Les deux amis arpentèrent les quais, à la recherche d'un navire en direction d'un autre territoire. Ils passèrent une petite demi-heure à trouver un bateau convenable –suffisamment grand et plutôt populaire, ce qui signifie beaucoup de passagers-. Ils s'arrêtèrent devant le bâtiment marin qui ressemblait à un bateau de croisière.
Sur un tableau digital flottant dans les airs grâce à plusieurs Magnéti était inscrit le message suivant :
« Le Fier Bekipan prendra le large dans moins d'une heure pour la splendide et verdoyante région d'Esios. Tous les passagers sont priés de se présenter au quai numéro 19 afin de présenter leurs papiers ainsi que leur carte d'embarquement. Merci de surveiller vos enfants et vos Pokémon ainsi que vos affaires.
L'équipage vous souhaite un excellent voyage ainsi qu'un agréable séjour au sein de notre navire et vous remercie de votre confiance. »

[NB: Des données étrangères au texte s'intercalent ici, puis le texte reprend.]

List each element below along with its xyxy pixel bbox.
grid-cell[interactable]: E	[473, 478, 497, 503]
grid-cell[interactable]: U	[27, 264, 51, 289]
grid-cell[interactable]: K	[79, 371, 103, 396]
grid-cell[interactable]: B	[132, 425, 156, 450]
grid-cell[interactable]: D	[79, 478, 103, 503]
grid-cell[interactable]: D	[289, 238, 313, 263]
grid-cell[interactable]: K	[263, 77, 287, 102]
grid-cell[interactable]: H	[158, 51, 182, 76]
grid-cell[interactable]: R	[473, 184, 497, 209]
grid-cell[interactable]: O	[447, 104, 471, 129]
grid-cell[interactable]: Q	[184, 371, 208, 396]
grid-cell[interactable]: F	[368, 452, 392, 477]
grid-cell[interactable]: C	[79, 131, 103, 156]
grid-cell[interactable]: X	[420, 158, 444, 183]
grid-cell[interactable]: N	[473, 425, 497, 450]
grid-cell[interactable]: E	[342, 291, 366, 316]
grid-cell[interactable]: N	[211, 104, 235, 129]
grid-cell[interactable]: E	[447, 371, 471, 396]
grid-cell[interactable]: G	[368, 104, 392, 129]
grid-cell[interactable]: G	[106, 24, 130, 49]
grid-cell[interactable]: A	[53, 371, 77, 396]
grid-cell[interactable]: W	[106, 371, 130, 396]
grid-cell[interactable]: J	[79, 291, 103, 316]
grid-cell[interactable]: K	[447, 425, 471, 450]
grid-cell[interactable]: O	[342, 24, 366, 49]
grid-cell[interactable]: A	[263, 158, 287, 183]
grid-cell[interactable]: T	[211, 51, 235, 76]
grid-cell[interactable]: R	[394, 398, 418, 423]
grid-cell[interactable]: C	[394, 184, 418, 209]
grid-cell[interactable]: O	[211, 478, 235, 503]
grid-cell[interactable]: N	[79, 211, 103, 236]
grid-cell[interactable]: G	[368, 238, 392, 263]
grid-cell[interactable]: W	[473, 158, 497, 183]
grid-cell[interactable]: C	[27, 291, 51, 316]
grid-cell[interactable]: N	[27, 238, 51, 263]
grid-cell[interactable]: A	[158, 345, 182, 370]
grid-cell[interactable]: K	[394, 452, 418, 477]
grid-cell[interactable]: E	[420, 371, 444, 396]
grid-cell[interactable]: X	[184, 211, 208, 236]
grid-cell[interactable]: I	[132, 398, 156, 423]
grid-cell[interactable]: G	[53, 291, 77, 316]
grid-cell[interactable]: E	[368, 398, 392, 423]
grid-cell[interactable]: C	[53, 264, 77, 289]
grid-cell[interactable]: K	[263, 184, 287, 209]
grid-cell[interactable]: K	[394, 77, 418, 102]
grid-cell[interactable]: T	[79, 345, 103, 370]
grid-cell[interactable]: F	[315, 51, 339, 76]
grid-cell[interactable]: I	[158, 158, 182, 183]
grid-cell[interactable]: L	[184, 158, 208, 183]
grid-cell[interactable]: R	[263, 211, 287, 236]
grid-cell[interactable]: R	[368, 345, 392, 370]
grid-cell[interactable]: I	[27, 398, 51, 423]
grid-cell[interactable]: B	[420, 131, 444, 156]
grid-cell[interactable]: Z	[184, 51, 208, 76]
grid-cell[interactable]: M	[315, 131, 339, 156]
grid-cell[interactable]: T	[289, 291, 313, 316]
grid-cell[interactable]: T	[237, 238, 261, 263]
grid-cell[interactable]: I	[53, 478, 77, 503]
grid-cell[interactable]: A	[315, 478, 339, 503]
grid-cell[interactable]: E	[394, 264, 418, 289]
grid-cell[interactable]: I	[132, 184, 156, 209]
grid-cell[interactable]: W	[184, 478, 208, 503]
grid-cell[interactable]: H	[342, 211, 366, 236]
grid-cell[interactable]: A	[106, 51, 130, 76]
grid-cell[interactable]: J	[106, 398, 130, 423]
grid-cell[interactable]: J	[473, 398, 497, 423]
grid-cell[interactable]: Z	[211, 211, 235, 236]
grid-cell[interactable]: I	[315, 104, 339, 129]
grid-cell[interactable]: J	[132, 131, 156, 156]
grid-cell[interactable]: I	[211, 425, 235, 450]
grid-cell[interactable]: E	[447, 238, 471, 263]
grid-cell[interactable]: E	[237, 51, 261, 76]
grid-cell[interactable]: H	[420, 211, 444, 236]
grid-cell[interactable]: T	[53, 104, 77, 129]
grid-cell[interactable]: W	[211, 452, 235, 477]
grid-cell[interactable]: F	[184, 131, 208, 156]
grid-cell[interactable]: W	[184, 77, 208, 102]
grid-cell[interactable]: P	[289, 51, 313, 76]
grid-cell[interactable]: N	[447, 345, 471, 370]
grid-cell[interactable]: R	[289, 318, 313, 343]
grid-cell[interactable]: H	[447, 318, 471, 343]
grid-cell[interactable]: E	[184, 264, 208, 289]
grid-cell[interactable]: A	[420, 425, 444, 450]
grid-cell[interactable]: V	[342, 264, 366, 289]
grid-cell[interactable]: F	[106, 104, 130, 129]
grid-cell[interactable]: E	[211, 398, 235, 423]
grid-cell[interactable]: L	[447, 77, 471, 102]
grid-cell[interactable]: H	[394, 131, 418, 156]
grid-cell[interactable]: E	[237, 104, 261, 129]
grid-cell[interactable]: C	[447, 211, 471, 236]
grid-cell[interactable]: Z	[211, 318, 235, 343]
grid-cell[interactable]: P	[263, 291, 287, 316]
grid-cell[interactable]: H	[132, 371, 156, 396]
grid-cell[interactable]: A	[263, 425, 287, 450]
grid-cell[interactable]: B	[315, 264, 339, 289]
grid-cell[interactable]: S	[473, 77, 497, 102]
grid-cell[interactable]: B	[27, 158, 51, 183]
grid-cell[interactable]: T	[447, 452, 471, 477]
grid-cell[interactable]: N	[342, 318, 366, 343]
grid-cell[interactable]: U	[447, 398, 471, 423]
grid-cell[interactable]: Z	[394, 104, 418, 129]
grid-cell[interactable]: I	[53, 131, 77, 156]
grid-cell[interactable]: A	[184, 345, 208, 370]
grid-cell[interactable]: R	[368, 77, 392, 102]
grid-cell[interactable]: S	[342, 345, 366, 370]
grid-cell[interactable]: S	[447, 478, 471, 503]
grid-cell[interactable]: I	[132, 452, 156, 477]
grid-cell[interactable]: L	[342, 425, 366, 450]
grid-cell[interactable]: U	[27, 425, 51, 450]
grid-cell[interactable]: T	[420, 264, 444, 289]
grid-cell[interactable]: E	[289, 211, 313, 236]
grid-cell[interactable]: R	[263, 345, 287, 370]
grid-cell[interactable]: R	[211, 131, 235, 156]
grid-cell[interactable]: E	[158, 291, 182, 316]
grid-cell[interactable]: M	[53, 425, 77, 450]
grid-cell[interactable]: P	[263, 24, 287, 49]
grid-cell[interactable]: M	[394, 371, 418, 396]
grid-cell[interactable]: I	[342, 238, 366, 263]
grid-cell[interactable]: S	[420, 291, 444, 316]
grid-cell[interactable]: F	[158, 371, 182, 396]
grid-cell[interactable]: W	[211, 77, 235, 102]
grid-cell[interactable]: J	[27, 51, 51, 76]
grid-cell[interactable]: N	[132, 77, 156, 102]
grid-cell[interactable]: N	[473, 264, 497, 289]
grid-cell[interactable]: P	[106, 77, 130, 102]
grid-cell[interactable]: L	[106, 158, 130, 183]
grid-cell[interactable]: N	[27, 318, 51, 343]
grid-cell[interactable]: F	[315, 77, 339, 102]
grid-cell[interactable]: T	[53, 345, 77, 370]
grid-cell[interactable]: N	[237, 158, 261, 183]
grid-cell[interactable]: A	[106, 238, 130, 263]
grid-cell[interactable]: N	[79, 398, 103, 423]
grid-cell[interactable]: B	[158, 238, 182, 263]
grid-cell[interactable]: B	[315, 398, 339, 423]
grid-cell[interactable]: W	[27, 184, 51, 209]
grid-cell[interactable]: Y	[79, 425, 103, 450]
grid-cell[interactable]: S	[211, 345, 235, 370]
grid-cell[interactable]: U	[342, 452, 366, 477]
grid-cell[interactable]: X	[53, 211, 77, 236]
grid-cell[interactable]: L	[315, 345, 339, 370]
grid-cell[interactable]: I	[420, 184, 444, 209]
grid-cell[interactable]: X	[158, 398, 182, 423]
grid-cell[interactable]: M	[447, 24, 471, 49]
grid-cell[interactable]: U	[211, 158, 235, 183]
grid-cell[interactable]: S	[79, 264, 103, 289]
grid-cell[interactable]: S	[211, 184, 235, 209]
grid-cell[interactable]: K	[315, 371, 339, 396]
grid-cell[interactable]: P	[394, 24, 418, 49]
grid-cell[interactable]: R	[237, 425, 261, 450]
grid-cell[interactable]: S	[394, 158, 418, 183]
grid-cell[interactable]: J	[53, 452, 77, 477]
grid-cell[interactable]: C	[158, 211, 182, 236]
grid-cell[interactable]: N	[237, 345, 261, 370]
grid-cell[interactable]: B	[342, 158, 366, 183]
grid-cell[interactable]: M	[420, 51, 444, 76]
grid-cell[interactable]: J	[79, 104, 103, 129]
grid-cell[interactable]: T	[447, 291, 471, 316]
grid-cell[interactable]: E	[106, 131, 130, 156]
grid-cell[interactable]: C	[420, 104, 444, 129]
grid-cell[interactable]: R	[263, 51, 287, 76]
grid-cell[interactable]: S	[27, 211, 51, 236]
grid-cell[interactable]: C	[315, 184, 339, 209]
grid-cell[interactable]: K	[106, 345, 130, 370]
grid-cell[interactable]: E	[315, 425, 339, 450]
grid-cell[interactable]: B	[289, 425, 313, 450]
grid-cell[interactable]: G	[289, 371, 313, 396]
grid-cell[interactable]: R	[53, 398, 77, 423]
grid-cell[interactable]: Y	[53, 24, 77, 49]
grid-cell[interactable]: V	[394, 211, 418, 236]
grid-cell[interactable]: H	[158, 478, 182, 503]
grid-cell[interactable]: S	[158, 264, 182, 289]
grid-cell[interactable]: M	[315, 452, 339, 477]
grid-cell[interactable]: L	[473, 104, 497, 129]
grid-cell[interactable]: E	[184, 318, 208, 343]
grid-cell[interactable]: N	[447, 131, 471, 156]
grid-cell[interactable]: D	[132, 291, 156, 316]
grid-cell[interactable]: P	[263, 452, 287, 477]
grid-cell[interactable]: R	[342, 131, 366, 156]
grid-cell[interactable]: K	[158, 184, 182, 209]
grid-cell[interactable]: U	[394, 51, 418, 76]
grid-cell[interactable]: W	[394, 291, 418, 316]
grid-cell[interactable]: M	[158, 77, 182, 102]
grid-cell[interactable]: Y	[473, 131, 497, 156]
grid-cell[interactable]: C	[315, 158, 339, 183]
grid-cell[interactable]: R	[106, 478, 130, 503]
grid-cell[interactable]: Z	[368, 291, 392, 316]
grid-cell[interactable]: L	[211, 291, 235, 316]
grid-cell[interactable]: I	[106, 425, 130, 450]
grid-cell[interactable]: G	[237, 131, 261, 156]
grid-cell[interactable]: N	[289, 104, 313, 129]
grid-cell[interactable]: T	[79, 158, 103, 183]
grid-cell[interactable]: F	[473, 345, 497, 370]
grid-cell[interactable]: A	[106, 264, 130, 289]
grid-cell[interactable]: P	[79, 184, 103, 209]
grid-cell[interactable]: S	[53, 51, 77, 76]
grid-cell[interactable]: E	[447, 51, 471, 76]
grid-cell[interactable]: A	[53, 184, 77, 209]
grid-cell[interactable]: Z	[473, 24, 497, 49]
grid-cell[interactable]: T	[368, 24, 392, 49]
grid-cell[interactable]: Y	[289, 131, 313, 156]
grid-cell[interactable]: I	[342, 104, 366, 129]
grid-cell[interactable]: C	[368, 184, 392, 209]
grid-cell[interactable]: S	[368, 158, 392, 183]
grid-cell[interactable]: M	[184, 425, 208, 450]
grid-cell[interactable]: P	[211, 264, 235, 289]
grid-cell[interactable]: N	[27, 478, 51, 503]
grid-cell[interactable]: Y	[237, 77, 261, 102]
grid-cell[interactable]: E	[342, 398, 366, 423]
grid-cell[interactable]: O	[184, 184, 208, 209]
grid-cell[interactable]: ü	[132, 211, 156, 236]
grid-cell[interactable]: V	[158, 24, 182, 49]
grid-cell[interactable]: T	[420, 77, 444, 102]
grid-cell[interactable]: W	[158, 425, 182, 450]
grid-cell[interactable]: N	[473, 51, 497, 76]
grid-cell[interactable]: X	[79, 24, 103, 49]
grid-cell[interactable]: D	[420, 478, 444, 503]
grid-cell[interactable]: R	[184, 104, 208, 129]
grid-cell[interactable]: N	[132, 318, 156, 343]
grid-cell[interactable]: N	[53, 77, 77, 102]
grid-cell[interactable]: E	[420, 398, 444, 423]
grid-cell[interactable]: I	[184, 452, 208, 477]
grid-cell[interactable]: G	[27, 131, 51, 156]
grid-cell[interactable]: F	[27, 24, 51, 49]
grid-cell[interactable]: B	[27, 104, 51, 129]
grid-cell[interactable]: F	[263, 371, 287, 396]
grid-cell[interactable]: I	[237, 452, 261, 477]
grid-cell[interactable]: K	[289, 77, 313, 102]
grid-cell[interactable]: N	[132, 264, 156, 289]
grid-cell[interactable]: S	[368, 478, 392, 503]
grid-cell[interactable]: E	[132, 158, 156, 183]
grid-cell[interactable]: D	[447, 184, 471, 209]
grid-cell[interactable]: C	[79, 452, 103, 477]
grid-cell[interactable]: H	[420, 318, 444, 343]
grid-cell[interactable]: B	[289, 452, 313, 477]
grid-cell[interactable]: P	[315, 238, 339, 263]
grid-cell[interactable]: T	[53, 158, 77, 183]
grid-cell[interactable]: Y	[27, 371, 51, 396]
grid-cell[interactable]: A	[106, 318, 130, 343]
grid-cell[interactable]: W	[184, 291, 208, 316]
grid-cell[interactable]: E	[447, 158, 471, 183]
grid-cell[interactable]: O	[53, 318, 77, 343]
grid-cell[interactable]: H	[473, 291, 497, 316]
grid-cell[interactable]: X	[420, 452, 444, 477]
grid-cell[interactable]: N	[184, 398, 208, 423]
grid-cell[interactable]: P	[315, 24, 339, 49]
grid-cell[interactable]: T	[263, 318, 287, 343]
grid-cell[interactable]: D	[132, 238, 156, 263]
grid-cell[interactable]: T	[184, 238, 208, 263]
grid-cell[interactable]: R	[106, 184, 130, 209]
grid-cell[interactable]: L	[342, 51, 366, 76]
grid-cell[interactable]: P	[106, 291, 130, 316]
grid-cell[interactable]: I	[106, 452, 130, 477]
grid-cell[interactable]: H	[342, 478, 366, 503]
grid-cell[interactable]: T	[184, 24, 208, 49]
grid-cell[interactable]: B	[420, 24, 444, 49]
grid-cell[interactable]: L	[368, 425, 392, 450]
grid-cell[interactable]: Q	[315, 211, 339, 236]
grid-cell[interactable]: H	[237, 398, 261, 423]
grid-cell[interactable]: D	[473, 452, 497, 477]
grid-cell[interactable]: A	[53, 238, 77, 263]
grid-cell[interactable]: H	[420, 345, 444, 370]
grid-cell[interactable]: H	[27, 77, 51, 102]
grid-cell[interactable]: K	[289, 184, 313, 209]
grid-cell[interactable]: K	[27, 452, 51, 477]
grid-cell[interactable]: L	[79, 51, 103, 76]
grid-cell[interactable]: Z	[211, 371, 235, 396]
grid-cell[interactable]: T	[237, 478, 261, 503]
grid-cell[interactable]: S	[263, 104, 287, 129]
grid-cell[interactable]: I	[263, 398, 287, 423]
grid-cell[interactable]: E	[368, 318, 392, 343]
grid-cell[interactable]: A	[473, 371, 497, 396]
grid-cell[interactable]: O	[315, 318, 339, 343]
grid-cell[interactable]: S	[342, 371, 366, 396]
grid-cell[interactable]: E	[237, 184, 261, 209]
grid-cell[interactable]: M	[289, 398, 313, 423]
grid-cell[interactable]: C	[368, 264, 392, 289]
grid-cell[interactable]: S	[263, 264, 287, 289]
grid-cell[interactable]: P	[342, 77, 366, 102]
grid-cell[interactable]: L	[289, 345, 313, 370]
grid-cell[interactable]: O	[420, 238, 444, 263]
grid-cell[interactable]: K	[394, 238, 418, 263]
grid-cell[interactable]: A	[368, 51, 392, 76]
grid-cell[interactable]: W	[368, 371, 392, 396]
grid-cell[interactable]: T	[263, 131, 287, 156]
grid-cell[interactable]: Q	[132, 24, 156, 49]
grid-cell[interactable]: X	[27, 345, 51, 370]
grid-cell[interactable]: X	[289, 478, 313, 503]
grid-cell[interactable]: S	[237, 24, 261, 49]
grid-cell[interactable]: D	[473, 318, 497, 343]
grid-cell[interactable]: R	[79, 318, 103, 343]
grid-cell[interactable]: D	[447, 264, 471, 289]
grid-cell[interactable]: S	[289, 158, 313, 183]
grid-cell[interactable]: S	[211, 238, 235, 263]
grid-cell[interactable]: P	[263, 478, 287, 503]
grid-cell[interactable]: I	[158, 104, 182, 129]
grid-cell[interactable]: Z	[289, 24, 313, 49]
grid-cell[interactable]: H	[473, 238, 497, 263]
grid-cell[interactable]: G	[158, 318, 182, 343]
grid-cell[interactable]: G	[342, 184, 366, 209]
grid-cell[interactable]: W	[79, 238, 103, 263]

Devant le quai, un grand bateau blanc, parcouru de petits traits bleus attendait que la longue file de gens impatients embarquent afin de pouvoir lever l'ancre. C'était un grand paquebot, un bateau de luxe titanesque capable d'engloutir un nombre fulgurant de passagers ; constitués de plusieurs étages, Le Fier Bekipan semblait contenir tout ce qui était possible pour que tout un chacun se sente à son aise ce qui signifiait piscines, restaurants, jeux pour les enfants, télévisions, terrains de combats pour les dresseurs, soigneurs de Pokémon, infirmiers, salon de détente, etc etc... Au pied du navire, une foule. On voyait la des gens de toutes sortes ici, venus de toutes les régions. Il y avait des enfants, petits ou grands, certains pleuraient d'autres trépignaient d'impatience ; de nombreux adultes également, vieux ou jeunes, seuls, en groupe ou avec des enfants. Enfin, des Pokémon. Beaucoup de Pokémon provenant des quatre coins du globe. Des Caninos, des Chacripan, des Goinfrex, des Altaria, de grands et puissants dragons, des petits animaux de compagnie, des insectes, des Pokémon gardes du corps pour une quelconque célébrité et même deux ou trois Absol qui semblaient terriblement malheureux ce qui fit gronder Groknius. Toute cette foule se brouillait dans une étrange cacophonie et dans un contact permanent.
-Absol... Je peux pas faire ça...
Morgane regarda Absol qui hocha la tête. La jeune fille désigna alors une caisse ouverte parmi les nombreuses autres et les deux individus se faufilèrent vers leur future cachette, discrets comme des ombres. C'était une boîte contenant des provisions en tout genre pour le voyage. Du pain, des fruits, des noix, de l'eau... Les deux compagnons ne mourraient pas affamés là-dedans. Morgane sauta à l'intérieur et Absol traîna le couvercle avant de s'engouffrer à son tour dans leur cachette précaire et de les enfermer habilement.
Peu après, des bruits de boîtes qu'on ferme hermétiquement se firent entendre. Absol et Morgane se sentirent soulevés dans les airs par des bras mécaniques puis furent posés dans le bateau avec un léger choc qui fit frémir la jeune femme. Enfin, la boîte de nourriture acheva son voyage par un transfert express dans la cale du bateau.
Une heure plus tard, enfermés dans la boîte aux côtés de nombreuses victuailles, ils étaient en route pour Esios.